Le shérif de la Floride dit aux citoyens: Armez-vous et «préparez-vous à la guerre»

Le shérif du comté de Brevard, Wayne Ivey, a publié une vidéo sur Facebook la semaine dernière, exhortant les civils à s’assurer qu’ils peuvent se défendre correctement au cas où la guerre éclaterait. Le clip de cinq minutes, qui est rapidement devenu viral non seulement sur Facebook mais aussi sur Internet, a été publié en réponse à la fusillade meurtrière qui a eu lieu deux jours plus tôt à Orlando.

Quand Sherriff Ivey dit «guerre», il ne veut pas dire une bataille massive avec des missiles balistiques et des bombes nucléaires, mais plutôt une guerre contre les fusillades massives et les fous dérangés qui veulent détruire la vie humaine conduction. « Ce qui suit est de bien comprendre que c’est la guerre, et il vaut mieux être prêt à faire la guerre pour vous protéger, votre famille et ceux qui vous entourent s’ils sont attaqués », at-il soutenu.

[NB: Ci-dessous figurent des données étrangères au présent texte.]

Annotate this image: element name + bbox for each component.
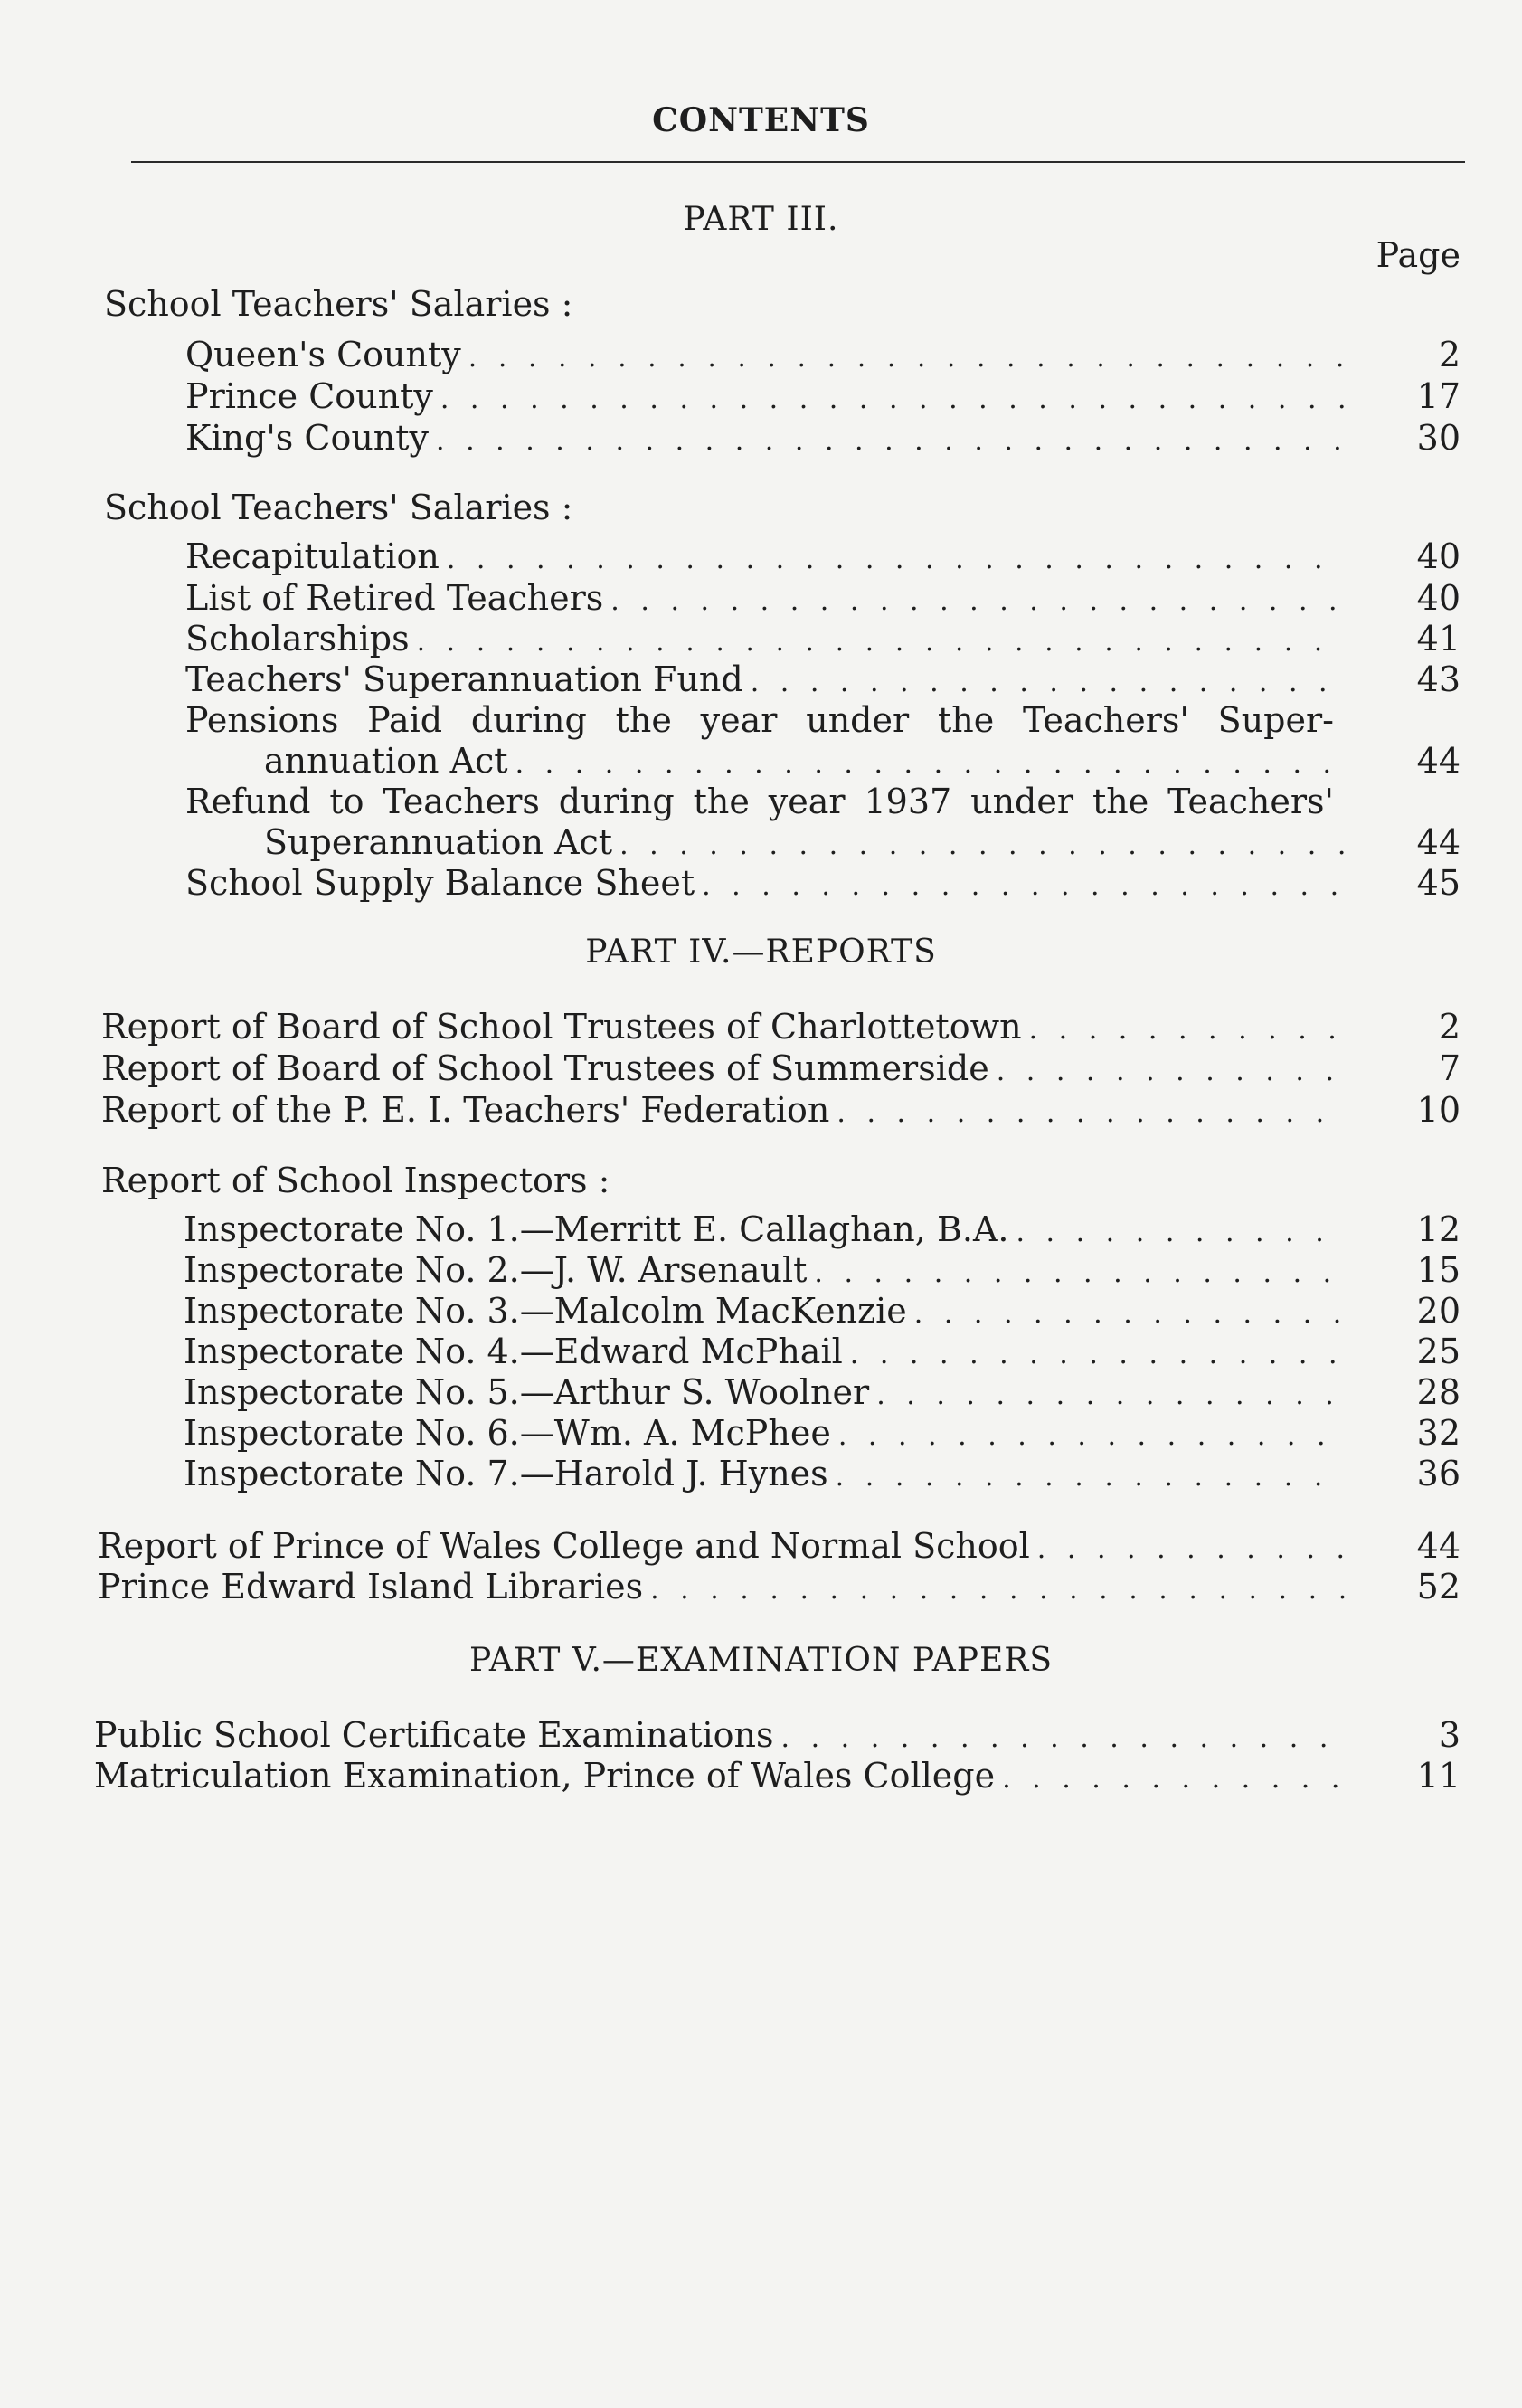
entry-page: 15 bbox=[1416, 1250, 1461, 1290]
toc-entry-libraries[interactable] bbox=[98, 1566, 1461, 1607]
entry-label: Inspectorate No. 7.—Harold J. Hynes bbox=[184, 1454, 828, 1493]
entry-page: 10 bbox=[1416, 1090, 1461, 1130]
leader-dots bbox=[1002, 1759, 1345, 1800]
entry-label: Report of Board of School Trustees of Charlottetown bbox=[101, 1007, 1022, 1047]
leader-dots bbox=[914, 1294, 1345, 1335]
leader-dots bbox=[650, 1569, 1345, 1611]
toc-entry-inspectorate-4[interactable] bbox=[184, 1331, 1461, 1372]
entry-page: 30 bbox=[1416, 418, 1461, 458]
leader-dots bbox=[1016, 1212, 1345, 1254]
header-rule bbox=[131, 161, 1465, 163]
toc-entry-queens-county[interactable] bbox=[185, 334, 1461, 375]
leader-dots bbox=[814, 1253, 1345, 1294]
entry-label: King's County bbox=[185, 418, 430, 458]
leader-dots bbox=[702, 866, 1345, 907]
toc-entry-recapitulation[interactable] bbox=[185, 536, 1461, 577]
entry-page: 52 bbox=[1416, 1567, 1461, 1607]
toc-entry-inspectorate-1[interactable] bbox=[184, 1209, 1461, 1250]
entry-page: 44 bbox=[1416, 822, 1461, 862]
toc-entry-teachers-federation[interactable] bbox=[101, 1089, 1461, 1131]
entry-label: List of Retired Teachers bbox=[185, 578, 604, 618]
entry-page: 44 bbox=[1416, 741, 1461, 781]
entry-label: annuation Act bbox=[264, 741, 508, 781]
entry-page: 7 bbox=[1438, 1048, 1461, 1088]
entry-page: 40 bbox=[1416, 578, 1461, 618]
pensions-entry-line1[interactable]: Pensions Paid during the year under the Teachers' Super- bbox=[185, 700, 1334, 740]
entry-label: School Supply Balance Sheet bbox=[185, 863, 695, 903]
leader-dots bbox=[837, 1093, 1345, 1134]
leader-dots bbox=[781, 1718, 1345, 1759]
leader-dots bbox=[997, 1051, 1345, 1093]
entry-label: Superannuation Act bbox=[264, 822, 613, 862]
salaries-group-label: School Teachers' Salaries : bbox=[104, 284, 573, 324]
toc-entry-superannuation-fund[interactable] bbox=[185, 659, 1461, 700]
entry-label: Inspectorate No. 5.—Arthur S. Woolner bbox=[184, 1372, 870, 1412]
entry-page: 20 bbox=[1416, 1291, 1461, 1331]
entry-label: Report of Prince of Wales College and Normal School bbox=[98, 1526, 1030, 1566]
toc-entry-prince-county[interactable] bbox=[185, 375, 1461, 417]
entry-page: 25 bbox=[1416, 1332, 1461, 1371]
entry-page: 44 bbox=[1416, 1526, 1461, 1566]
leader-dots bbox=[850, 1334, 1345, 1376]
leader-dots bbox=[876, 1375, 1345, 1417]
refund-entry-line1[interactable]: Refund to Teachers during the year 1937 under the Teachers' bbox=[185, 782, 1334, 821]
entry-label: Inspectorate No. 1.—Merritt E. Callaghan, B.A. bbox=[184, 1209, 1009, 1249]
leader-dots bbox=[440, 379, 1345, 421]
inspectors-group-label: Report of School Inspectors : bbox=[101, 1161, 610, 1200]
entry-page: 36 bbox=[1416, 1454, 1461, 1493]
leader-dots bbox=[447, 539, 1345, 581]
leader-dots bbox=[436, 421, 1345, 462]
entry-page: 3 bbox=[1438, 1715, 1461, 1755]
toc-entry-inspectorate-5[interactable] bbox=[184, 1371, 1461, 1413]
entry-label: Inspectorate No. 6.—Wm. A. McPhee bbox=[184, 1413, 831, 1453]
entry-label: Prince County bbox=[185, 376, 433, 416]
toc-entry-kings-county[interactable] bbox=[185, 417, 1461, 459]
toc-entry-prince-of-wales-college[interactable] bbox=[98, 1525, 1461, 1567]
entry-page: 11 bbox=[1416, 1756, 1461, 1796]
leader-dots bbox=[468, 337, 1345, 379]
entry-label: Inspectorate No. 2.—J. W. Arsenault bbox=[184, 1250, 808, 1290]
salaries-group-label-2: School Teachers' Salaries : bbox=[104, 488, 573, 527]
entry-label: Public School Certificate Examinations bbox=[94, 1715, 774, 1755]
toc-entry-charlottetown[interactable] bbox=[101, 1006, 1461, 1048]
toc-entry-inspectorate-7[interactable] bbox=[184, 1453, 1461, 1494]
entry-label: Recapitulation bbox=[185, 536, 440, 576]
entry-label: Teachers' Superannuation Fund bbox=[185, 659, 743, 699]
toc-entry-summerside[interactable] bbox=[101, 1048, 1461, 1089]
page-header: CONTENTS bbox=[652, 101, 870, 139]
entry-label: Prince Edward Island Libraries bbox=[98, 1567, 644, 1607]
entry-label: Report of Board of School Trustees of Summerside bbox=[101, 1048, 989, 1088]
entry-page: 2 bbox=[1438, 335, 1461, 374]
entry-label: Report of the P. E. I. Teachers' Federation bbox=[101, 1090, 830, 1130]
toc-entry-inspectorate-2[interactable] bbox=[184, 1249, 1461, 1291]
entry-page: 12 bbox=[1416, 1209, 1461, 1249]
entry-page: 45 bbox=[1416, 863, 1461, 903]
leader-dots bbox=[751, 662, 1345, 704]
part-iv-heading: PART IV.—REPORTS bbox=[585, 934, 937, 971]
entry-label: Inspectorate No. 4.—Edward McPhail bbox=[184, 1332, 843, 1371]
entry-page: 40 bbox=[1416, 536, 1461, 576]
leader-dots bbox=[838, 1416, 1345, 1457]
leader-dots bbox=[610, 581, 1345, 622]
toc-entry-refund[interactable] bbox=[264, 821, 1461, 863]
entry-page: 17 bbox=[1416, 376, 1461, 416]
leader-dots bbox=[619, 825, 1345, 867]
entry-page: 28 bbox=[1416, 1372, 1461, 1412]
entry-page: 43 bbox=[1416, 659, 1461, 699]
toc-entry-inspectorate-6[interactable] bbox=[184, 1412, 1461, 1454]
toc-entry-pensions[interactable] bbox=[264, 740, 1461, 782]
entry-label: Queen's County bbox=[185, 335, 461, 374]
part-v-heading: PART V.—EXAMINATION PAPERS bbox=[468, 1642, 1054, 1679]
toc-entry-inspectorate-3[interactable] bbox=[184, 1290, 1461, 1332]
leader-dots bbox=[1037, 1529, 1345, 1570]
entry-page: 41 bbox=[1416, 619, 1461, 659]
toc-entry-matriculation-exam[interactable] bbox=[94, 1755, 1461, 1797]
toc-entry-retired-teachers[interactable] bbox=[185, 577, 1461, 619]
page-column-label: Page bbox=[1375, 235, 1461, 275]
entry-page: 2 bbox=[1438, 1007, 1461, 1047]
part-iii-heading: PART III. bbox=[683, 201, 839, 238]
leader-dots bbox=[1029, 1010, 1345, 1051]
toc-entry-scholarships[interactable] bbox=[185, 618, 1461, 659]
entry-label: Matriculation Examination, Prince of Wales College bbox=[94, 1756, 996, 1796]
toc-entry-public-school-exams[interactable] bbox=[94, 1714, 1461, 1756]
entry-page: 32 bbox=[1416, 1413, 1461, 1453]
leader-dots bbox=[836, 1456, 1345, 1498]
entry-label: Inspectorate No. 3.—Malcolm MacKenzie bbox=[184, 1291, 907, 1331]
leader-dots bbox=[417, 621, 1345, 663]
entry-label: Scholarships bbox=[185, 619, 410, 659]
toc-entry-supply-balance[interactable] bbox=[185, 862, 1461, 904]
leader-dots bbox=[515, 744, 1345, 785]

Sherriff Ivey a ensuite insisté sur le fait que les tireurs se nourrissent de peur et, à bien des égards, dépendent du fait que les gens courent et se cachent plutôt que de se tenir debout et de se défendre. « Ce qu’ils ne comptent pas, c’est d’être eux-mêmes attaqués, d’être sur la défensive pour sauver leur vie », a déclaré le Sherriff. (CONNEXES: Guns sauver des vies: couteau meurtrier dans le centre commercial du Minnesota a été arrêté par … devinez quoi? Un homme avec un pistolet dissimulé)

Dans la vidéo, qui compte actuellement près de 20 000 vues, Sherriff Ivey exhorte les citoyens à s’entraîner à la légitime défense et à ceux qui ont dissimulé des permis de port de porter une arme à feu sur eux en tout temps. « Peu importe qui vous êtes ou quelle est votre position sur les armes, on ne peut nier le fait que la seule chose qui arrête un méchant avec une arme à feu ou un couteau est un citoyen armé et bien préparé ou un officier de police », a déclaré Ivey. .

Pour beaucoup de gens, ce que Sherriff Ivey dit dans sa vidéo est juste du bon sens. Il semble que les médias rapportent un tournage de masse tous les deux mois, et ce qui est pire, c’est que les citoyens ordinaires ne peuvent jamais les voir venir. Malheureusement, ce qui commence comme une journée normale au bureau pourrait se transformer en une journée de tirs et de violence en un clin d’œil. Par conséquent, cela n’a de sens que de faire ce que Sherriff Ivey dit: s’armer et se préparer à la guerre.

Mais incroyablement, certains gauchistes et militants du contrôle des armes à feu attaquent la vidéo de Sherriff Ivey, l’appelant, entre autres choses, «controversée». Il est également accusé d’être un «fauteur de la peur» et d’élever des justiciers. En effet, la plupart des politiciens à Washington DC et même certains dans la police croient qu’armer et préparer la guerre, comme le dit Sherriff Ivey, n’est pas la réponse à la violence armée. Au contraire, ils pensent naïvement que plus de restrictions sur les armes à feu rendront nos quartiers et nos villes plus sûrs.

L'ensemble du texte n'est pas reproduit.